Xiaobing and her acolytes flirt, fight, chat, play games, share pictures with each other and say "good night" to each other, and Xiaobing has even been known to throw the occasional dirty word into the conversation. This multi-talented lady sings too, her repertoire including a cover of Shinian (10 Years) by the Hong Kong singer Eason Chan and a rendering of the patriotic song Wohewodezuguo (My Country and I).

One day recently Xiaobing was spotted asking for advice on Weibo about what pet she should keep, and for Beijingers suffering from heavy smog, she helpfully told them that if she coughed while she was talking it meant they were in for continuing smog for a couple of days.
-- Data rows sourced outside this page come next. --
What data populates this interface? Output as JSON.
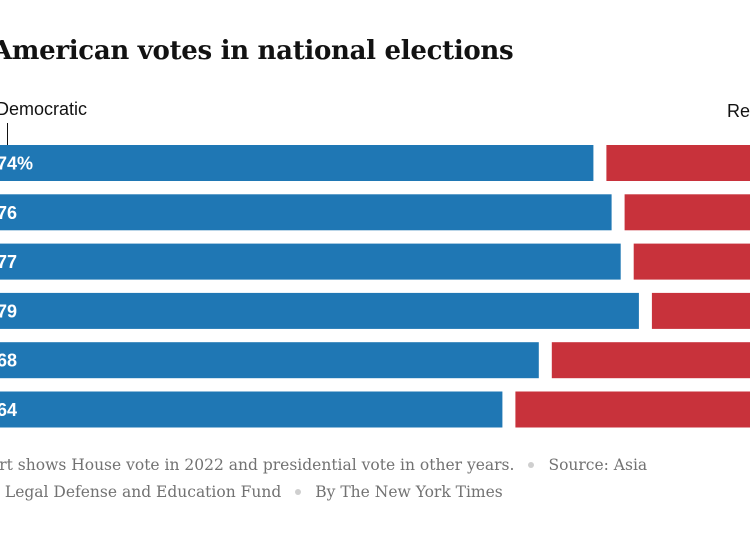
{
  "title": "American votes in national elections",
  "legend": {
    "democratic": "Democratic",
    "republican": "Re"
  },
  "colors": {
    "democratic": "#1f77b4",
    "republican": "#c8323b",
    "text": "#121212",
    "footnote": "#727272"
  },
  "chart_data": {
    "type": "bar",
    "orientation": "horizontal-stacked-split",
    "series": [
      {
        "name": "Democratic",
        "values": [
          74,
          76,
          77,
          79,
          68,
          64
        ],
        "labels": [
          "74%",
          "76",
          "77",
          "79",
          "68",
          "64"
        ]
      }
    ],
    "title": "American votes in national elections"
  },
  "footnote": {
    "line1_a": "art shows House vote in 2022 and presidential vote in other years.",
    "line1_b": "Source: Asia",
    "line2_a": "n Legal Defense and Education Fund",
    "line2_b": "By The New York Times"
  }
}
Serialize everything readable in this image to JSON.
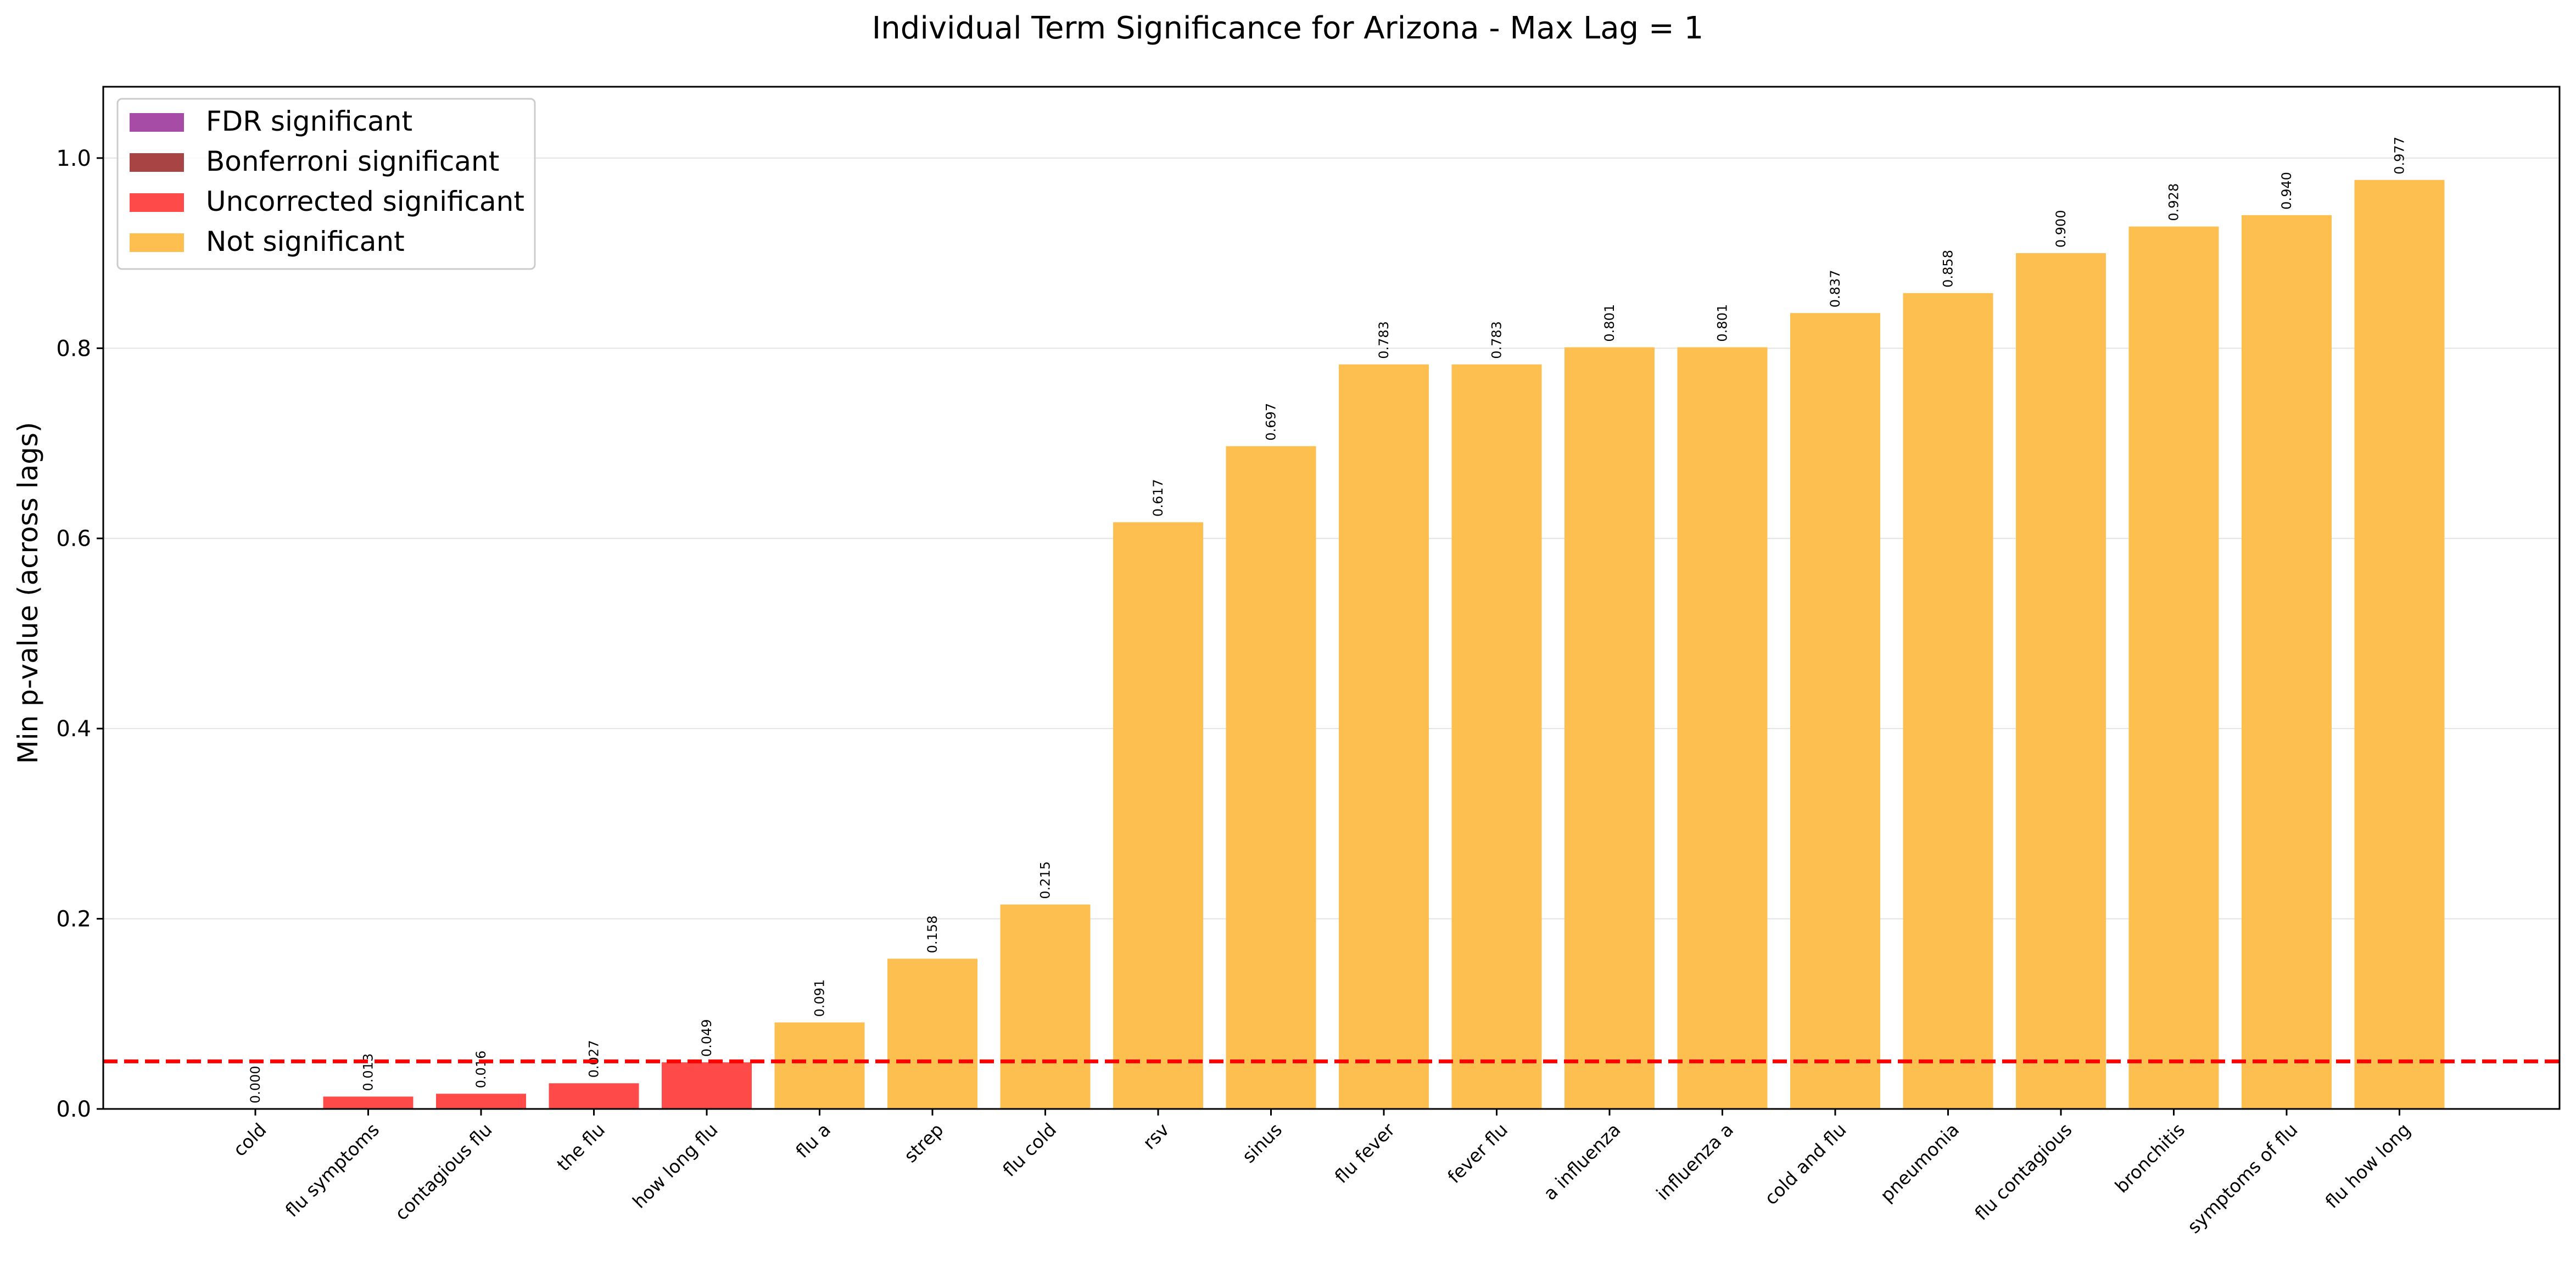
{
  "chart_data": {
    "type": "bar",
    "title": "Individual Term Significance for Arizona - Max Lag = 1",
    "xlabel": "",
    "ylabel": "Min p-value (across lags)",
    "ylim": [
      0,
      1.075
    ],
    "yticks": [
      "0.0",
      "0.2",
      "0.4",
      "0.6",
      "0.8",
      "1.0"
    ],
    "ytick_values": [
      0,
      0.2,
      0.4,
      0.6,
      0.8,
      1.0
    ],
    "grid": "y",
    "threshold": 0.05,
    "threshold_color": "#ff0000",
    "categories": [
      "cold",
      "flu symptoms",
      "contagious flu",
      "the flu",
      "how long flu",
      "flu a",
      "strep",
      "flu cold",
      "rsv",
      "sinus",
      "flu fever",
      "fever flu",
      "a influenza",
      "influenza a",
      "cold and flu",
      "pneumonia",
      "flu contagious",
      "bronchitis",
      "symptoms of flu",
      "flu how long"
    ],
    "values": [
      0.0,
      0.013,
      0.016,
      0.027,
      0.049,
      0.091,
      0.158,
      0.215,
      0.617,
      0.697,
      0.783,
      0.783,
      0.801,
      0.801,
      0.837,
      0.858,
      0.9,
      0.928,
      0.94,
      0.977
    ],
    "value_labels": [
      "0.000",
      "0.013",
      "0.016",
      "0.027",
      "0.049",
      "0.091",
      "0.158",
      "0.215",
      "0.617",
      "0.697",
      "0.783",
      "0.783",
      "0.801",
      "0.801",
      "0.837",
      "0.858",
      "0.900",
      "0.928",
      "0.940",
      "0.977"
    ],
    "bar_status": [
      "uncorrected",
      "uncorrected",
      "uncorrected",
      "uncorrected",
      "uncorrected",
      "not",
      "not",
      "not",
      "not",
      "not",
      "not",
      "not",
      "not",
      "not",
      "not",
      "not",
      "not",
      "not",
      "not",
      "not"
    ],
    "legend": {
      "position": "top-left",
      "entries": [
        {
          "key": "fdr",
          "label": "FDR significant",
          "color": "#a64ca6"
        },
        {
          "key": "bonferroni",
          "label": "Bonferroni significant",
          "color": "#a94444"
        },
        {
          "key": "uncorrected",
          "label": "Uncorrected significant",
          "color": "#ff4a4a"
        },
        {
          "key": "not",
          "label": "Not significant",
          "color": "#fdbf4f"
        }
      ]
    }
  }
}
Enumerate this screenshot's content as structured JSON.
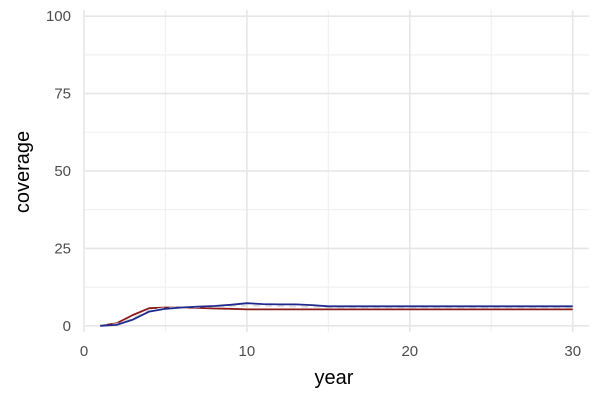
{
  "chart_data": {
    "type": "line",
    "title": "",
    "xlabel": "year",
    "ylabel": "coverage",
    "xlim": [
      0,
      31
    ],
    "ylim": [
      -2,
      102
    ],
    "x_ticks": [
      0,
      10,
      20,
      30
    ],
    "y_ticks": [
      0,
      25,
      50,
      75,
      100
    ],
    "x_tick_labels": [
      "0",
      "10",
      "20",
      "30"
    ],
    "y_tick_labels": [
      "0",
      "25",
      "50",
      "75",
      "100"
    ],
    "grid": true,
    "legend": "none",
    "series": [
      {
        "color": "#8b1a1a",
        "dash": "solid",
        "x": [
          1,
          2,
          3,
          4,
          5,
          6,
          7,
          8,
          9,
          10,
          11,
          12,
          13,
          14,
          15,
          16,
          17,
          18,
          19,
          20,
          21,
          22,
          23,
          24,
          25,
          26,
          27,
          28,
          29,
          30
        ],
        "y": [
          0,
          0.8,
          3.5,
          5.7,
          5.9,
          5.9,
          5.8,
          5.6,
          5.5,
          5.3,
          5.3,
          5.3,
          5.3,
          5.3,
          5.3,
          5.3,
          5.3,
          5.3,
          5.3,
          5.3,
          5.3,
          5.3,
          5.3,
          5.3,
          5.3,
          5.3,
          5.3,
          5.3,
          5.3,
          5.3
        ]
      },
      {
        "color": "#e0e0e0",
        "dash": "dashed",
        "x": [
          1,
          2,
          3,
          4,
          5,
          6,
          7,
          8,
          9,
          10,
          11,
          12,
          13,
          14,
          15,
          16,
          17,
          18,
          19,
          20,
          21,
          22,
          23,
          24,
          25,
          26,
          27,
          28,
          29,
          30
        ],
        "y": [
          0,
          0.5,
          2.5,
          5.0,
          5.7,
          5.9,
          6.1,
          6.3,
          6.4,
          6.5,
          6.5,
          6.4,
          6.2,
          6.1,
          6.0,
          6.0,
          6.0,
          6.0,
          6.0,
          6.0,
          6.0,
          6.0,
          6.0,
          6.0,
          6.0,
          6.0,
          6.0,
          6.0,
          6.0,
          6.0
        ]
      },
      {
        "color": "#1f2a8c",
        "dash": "solid",
        "x": [
          1,
          2,
          3,
          4,
          5,
          6,
          7,
          8,
          9,
          10,
          11,
          12,
          13,
          14,
          15,
          16,
          17,
          18,
          19,
          20,
          21,
          22,
          23,
          24,
          25,
          26,
          27,
          28,
          29,
          30
        ],
        "y": [
          0,
          0.3,
          2.0,
          4.6,
          5.5,
          5.9,
          6.2,
          6.4,
          6.8,
          7.3,
          7.0,
          6.9,
          6.9,
          6.7,
          6.3,
          6.3,
          6.3,
          6.3,
          6.3,
          6.3,
          6.3,
          6.3,
          6.3,
          6.3,
          6.3,
          6.3,
          6.3,
          6.3,
          6.3,
          6.3
        ]
      }
    ]
  }
}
So natural does some of what she utters seem-including consoling you and offering help if you tell her a relationship you were in has broken up-that some skeptics have questioned whether she really is a robot.

Siri, the voice assistant that comes with Apple mobile devices, can talk to people too, but this bi-gender (you get to choose between a male and a female voice) is built upon a set of rules that conform to the logic of human conversation. Xiaobing, on the other hand, responds based on an artificial neural network that imitates the working mode of neural network in humans, allowing robots to explore the complicated structures of conversations from data of Chinese searches on Bing.

If you ask Xiaobing a question, she will look for similar questions from Bing's big data and pick up from answers given online one that she "feels" most fits the context.

Other Internet companies around the world are also working on artificial intelligence.